Attirant l’attention sur les conséquences de la dégradation des sols, les auteurs du document soulignent que «lorsque le sol est dégradé, il devient moins productif». «Il est plus difficilement cultivable et perd de sa capacité à absorber le carbone», ont-ils déclaré. Pis, selon eux, «ce phénomène exacerbe le changement climatique, lequel exacerbe encore la dégradation des sols à de nombreux égards». D’après les statistiques, «environ 500 millions de personnes vivent dans des zones touchées par la désertification». En même temps, il est constaté que «les zones arides et celles touchées par la désertification sont également plus vulnérables au changement climatique et aux phénomènes extrêmes». Il s’agit de la sécheresse, des vagues de chaleur, des tempêtes de poussière. A cela s’ajoute, selon le rapport, la croissance de la population mondiale qui «exerce une pression supplémentaire».

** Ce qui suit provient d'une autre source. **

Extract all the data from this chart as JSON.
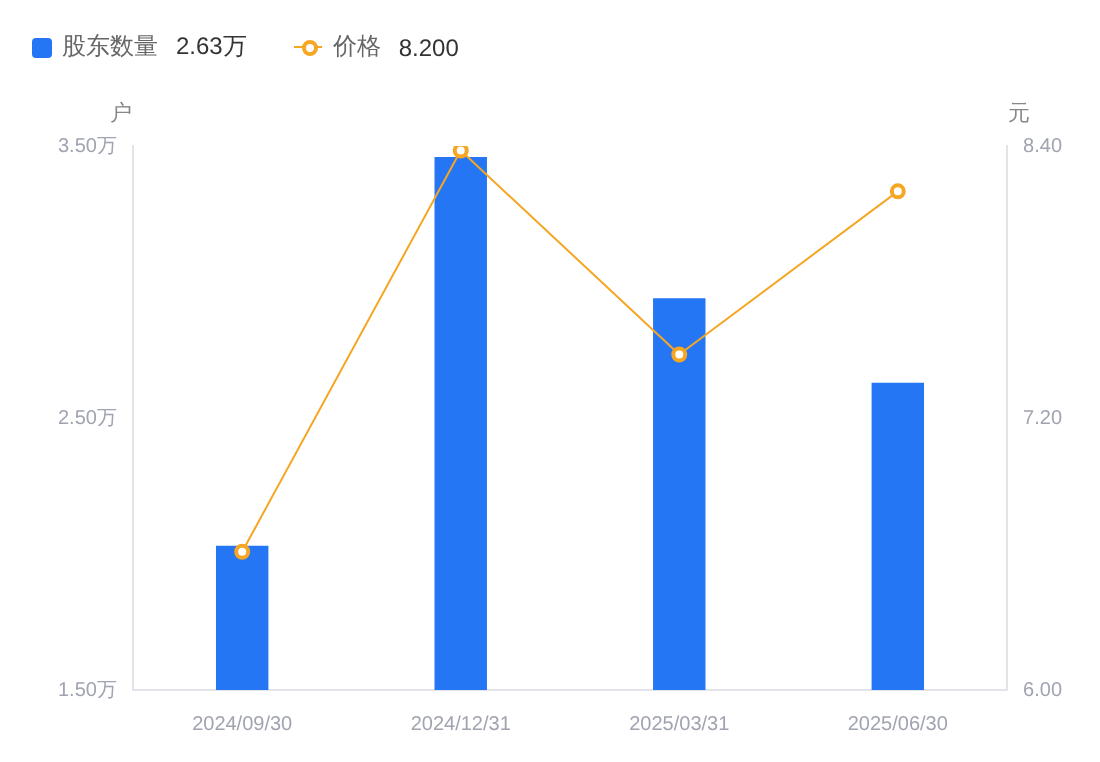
{
  "chart_data": {
    "type": "bar",
    "categories": [
      "2024/09/30",
      "2024/12/31",
      "2025/03/31",
      "2025/06/30"
    ],
    "series": [
      {
        "name": "股东数量",
        "color": "#2476f5",
        "values": [
          2.03,
          3.46,
          2.94,
          2.63
        ]
      },
      {
        "name": "价格",
        "type": "line",
        "axis": "y2",
        "color": "#f5a623",
        "values": [
          6.61,
          8.38,
          7.48,
          8.2
        ]
      }
    ],
    "ylabel": "户",
    "y2label": "元",
    "ylim": [
      1.5,
      3.5
    ],
    "yticks": [
      {
        "value": 1.5,
        "label": "1.50万"
      },
      {
        "value": 2.5,
        "label": "2.50万"
      },
      {
        "value": 3.5,
        "label": "3.50万"
      }
    ],
    "y2lim": [
      6,
      8.4
    ],
    "y2ticks": [
      {
        "value": 6,
        "label": "6.00"
      },
      {
        "value": 7.2,
        "label": "7.20"
      },
      {
        "value": 8.4,
        "label": "8.40"
      }
    ],
    "annotations": [
      "2.63万",
      "8.200"
    ],
    "legend": "top left",
    "marker": "circle",
    "grid": false
  }
}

Pour faire face à la dégradation des sols et prévenir de nouveaux changements climatiques, des options envisageables sont exposées. Selon les experts, «une action coordonnée pour lutter contre le changement climatique peut tout à la fois améliorer l’état des sols, la sécurité alimentaire et la nutrition et contribuer à éliminer la faim». Par ailleurs, il est noté qu’il existe «des moyens de gérer les risques et de réduire les vulnérabilités des terres et du système alimentaire». Dans le document, il est souligné que «la gestion des risques permet d’accroître la résilience des populations en cas de phénomènes extrêmes, ce qui a des répercussions sur les systèmes alimentaires». Les auteurs du rapport estiment qu’il est «possible de passer par des modifications du régime alimentaire ou une diversification des cultures de manière à enrayer la dégradation des terres». Et aussi «à améliorer la capacité d’adaptation aux extrêmes climatiques ou à la variabilité des conditions météorologiques». Un autre moyen de s’adapter aux effets néfastes du changement climatique, indique le rapport, «est de réduire les inégalités, d’accroître les revenus et de garantir un accès équitable à la nourriture». Cela, «afin que certaines régions (où la terre ne peut pas fournir une nourriture adéquate) ne soient pas désavantagées». Dans la même veine, il est recommandé de recourir «à des méthodes de gestion et de partage des risques, dont certaines peuvent déjà être appliquées, comme les systèmes d’alerte précoce».